Yestermorrow - This little place up in Vermont... I could never, ever say enough about this place. At first glance, it seems it'd be easy for someone who's been building stuff their entire life to turn up their nose at this little shindig - because guys who have been building their entire lives generally don't enjoy being told there is a different way to do exactly what it is they've been doing forever - but I'd say if you've been building your entire life, you need to go here even more so than the person who's never lifted a hammer. Actually, you have to go here. It should almost be required. (Sidenote - we have to do all kinds of "continuing education" now for building in Massachusetts. It's all - or 90% of it - bullshit. They should make everyone go to this place instead. It would solve almost all of the problems with the world of building). If you've already got the skills, this place will give you a new direction, a very very good direction. Often times people who've been building get stuck. Tunnel-vision, so to speak. Building sites and all that goes into a successful and well-run project are unbelievably stressful, complicated, intense, and often entirely all consuming. This place is where I get rid of all that crap. When we finish a big job, an intense job that will keep us/me working seven days a week, ten-twelve hour days, six or seven months straight (and that is not even close to an exaggeration at all) you'd think the first place I'd want to go would be an island away from everyone and everything. Turn it all off. Gather thoughts. Breathe again. Maybe actually sit down for a cup of coffee instead of drain 3 in a row standing up and running around. But it's not. This little haven up in Warren, VT is exactly the first place I go after we wrap up a job, and it doesn't matter what the class is or who's instructing or even if I've already done whatever it is that knowledge is being dropped upon at that time. Some guys buy a big bottle of expensive scotch, some go to a fancy dinner at the Ocean House, some go on a beach vacation. I go straight back to driving up Rt. 100, smelling cow shit in the open window, sleeping in a tent, swimming in a river, and learning about building the way I hope to build (and not so much the way some weird structural code that will never ever ever matter says I have to build) and remembering again why I really love it all in the first place....and all this from the best place in the world to do so.
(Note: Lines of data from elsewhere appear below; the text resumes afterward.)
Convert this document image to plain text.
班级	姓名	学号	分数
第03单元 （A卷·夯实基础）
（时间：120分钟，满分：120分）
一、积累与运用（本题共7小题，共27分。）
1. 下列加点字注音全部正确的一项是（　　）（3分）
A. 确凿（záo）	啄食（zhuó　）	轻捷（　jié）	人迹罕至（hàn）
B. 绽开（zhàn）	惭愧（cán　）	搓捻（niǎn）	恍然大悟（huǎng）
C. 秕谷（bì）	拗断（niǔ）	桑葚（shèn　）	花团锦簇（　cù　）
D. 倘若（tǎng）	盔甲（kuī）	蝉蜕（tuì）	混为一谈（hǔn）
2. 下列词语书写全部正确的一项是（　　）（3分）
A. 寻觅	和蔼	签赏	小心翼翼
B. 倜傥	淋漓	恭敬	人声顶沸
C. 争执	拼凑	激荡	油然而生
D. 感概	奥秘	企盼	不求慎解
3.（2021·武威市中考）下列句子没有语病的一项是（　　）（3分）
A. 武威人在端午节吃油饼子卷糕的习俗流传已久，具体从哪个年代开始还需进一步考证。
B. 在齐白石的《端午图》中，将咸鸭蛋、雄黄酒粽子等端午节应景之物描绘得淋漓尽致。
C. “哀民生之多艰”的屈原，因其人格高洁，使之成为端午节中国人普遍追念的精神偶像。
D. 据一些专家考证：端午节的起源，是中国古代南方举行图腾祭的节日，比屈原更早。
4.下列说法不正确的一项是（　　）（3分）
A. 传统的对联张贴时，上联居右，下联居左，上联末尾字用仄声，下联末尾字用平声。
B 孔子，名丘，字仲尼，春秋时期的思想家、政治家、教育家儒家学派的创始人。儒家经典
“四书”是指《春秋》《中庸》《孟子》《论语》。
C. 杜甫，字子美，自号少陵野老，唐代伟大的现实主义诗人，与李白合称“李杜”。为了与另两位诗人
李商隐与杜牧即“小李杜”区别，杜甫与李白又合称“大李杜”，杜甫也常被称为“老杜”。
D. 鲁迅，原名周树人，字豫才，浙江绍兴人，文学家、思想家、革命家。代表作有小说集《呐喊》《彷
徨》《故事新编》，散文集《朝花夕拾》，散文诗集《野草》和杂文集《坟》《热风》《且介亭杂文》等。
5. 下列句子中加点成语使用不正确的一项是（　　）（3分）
Ryan Adanalian - I'm sure Ryan will laugh at being on here because he doesn't have the ego to think he's very good at what he does, but I don't give a shit. I love to surf, no matter that I'm not exactly Kelly Slater or Machado, and so does Ry, but I think it's okay and not outside the lines for me to say that with Ryan, it's all about the stoke. Kid just loves everything about designing and building things. And he's good. Ry is a big influence because he's young, inspired, motivated, creative, and he just loves it. It's kind of like that old quote, the one that says if you are doing something you love for a living, you never really work a day in your life. I think that's Ry. He's a fresh architect, but his mind is so open it's like....like a blank page, and I think that anything he puts on it will be super cool. If you've ever read Calvin and Hobbes, that's how I think of Ryan. Whenever Calvin has an idea that's super exciting and likely incredibly mischievous, he gets a massive goofy smile on his face. That's how Ry is when you talk about designing and building things. We met a few years ago and we've stayed in touch bouncing ideas and thoughts off each other more and more since then. He helps us in our work, and hopefully we help him in some way. Check him out...and hire him.

That's all I'm going to put down for now... More and more keep popping up as I think, so maybe there'll be another one further down the road. Generally, people who are doing something different, who really going for it, putting a lot on the line and risking a lot in doing that- people like Kris Roscoe at Solar Terrain in Philly, Gary Hirshberg, the Devils, Malcolm Wells, and even my friends who are now starting businesses around the world and having a go at it. It's a big risk. Choose good influences and stick with them.